Put Your List of Demands Here!

Fellow protestors! We’ve been criticized recently for being a leaderless, directionless, Occupy Wall Street copy cat with no real goals! So I’m having everyone write down their demands in the comment boxes below so we’re more organized.

My demand: make the richest 1% in the city pay more taxes! (like my neighbor, “Doctor” Paulo Silva, who’s not really a doctor anyways since he’s just a dentist, and how can he afford a bigger house than me anyways? AND a boat? And I heard he’s even having a pool put in. There’s no way he makes more than me, I’m thinking there are some illegal practices going on here, but that’s just speculation, he is from South America after all, which also makes me wonder about the legitimacy of his “dental” degree…)

So put your demand below, and tomorrow we’ll approach city hall with our list!

Dr. Frederick

P.S. I’m the exception to this rule, though, since I give to charity and am a bit more of a celebrity than the other rich people in town.


8 thoughts on “Put Your List of Demands Here!

  1. I demand that, like, the government pay for my student loans.
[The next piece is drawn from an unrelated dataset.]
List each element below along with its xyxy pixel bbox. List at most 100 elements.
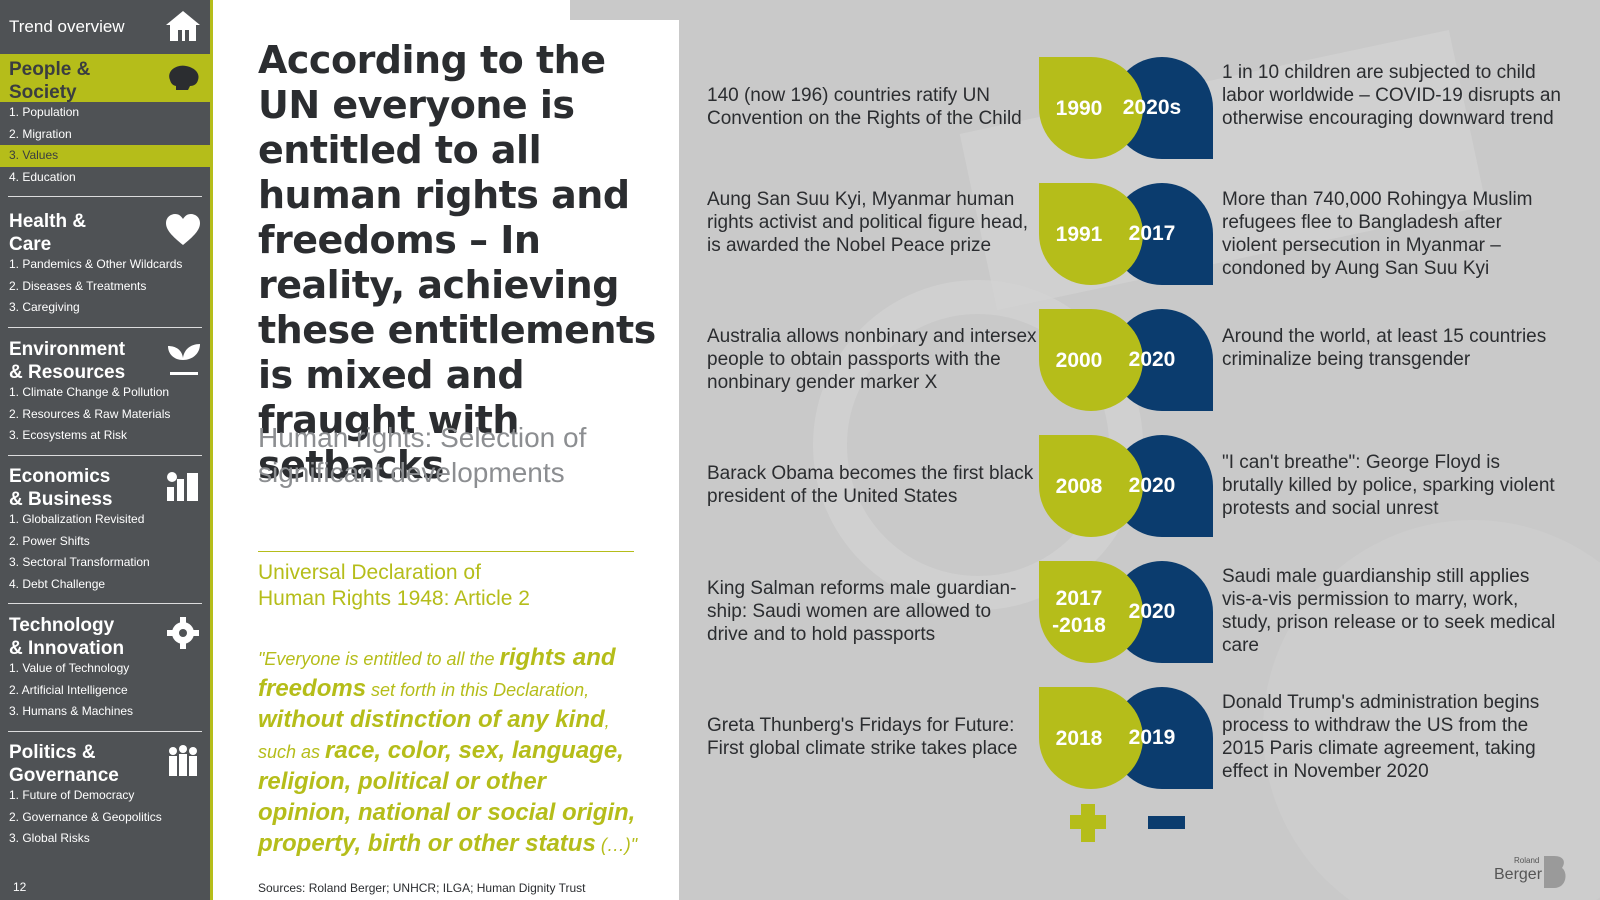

I owe a ton of money and never even finished my degree! So I don’t see why I should have to pay them now. Oh, and I have a few credit cards I don’t think I should have to pay off either.

  2. Jean, for the last time, you don’t have Green Elbow. There’s no such thing. And I’m not giving you any more meds if you keep giving your Vicodin to those teenagers who visit you every saturday.

  3. I demand that the government stop asking us to pay for things we don’t support. Like war. And car insurance. And showering. I demand health care for all! I demand the old patronage of Shakespeare’s time so that we can live off of the written word. I demand that the bureaucratic scum pay for me to do what I want!

  4. Alright everyone, this is a great start. Even though the protest is over, our list of demands is not! I’m keeping track in my vintage leather-bound notebook I bought from a vender in NYC on one of my business trips. So don’t think City Hall won’t hear our demands! I promise they will be heard!

    And Jared, stop emailing me saying you demand boobies. It’s not funny.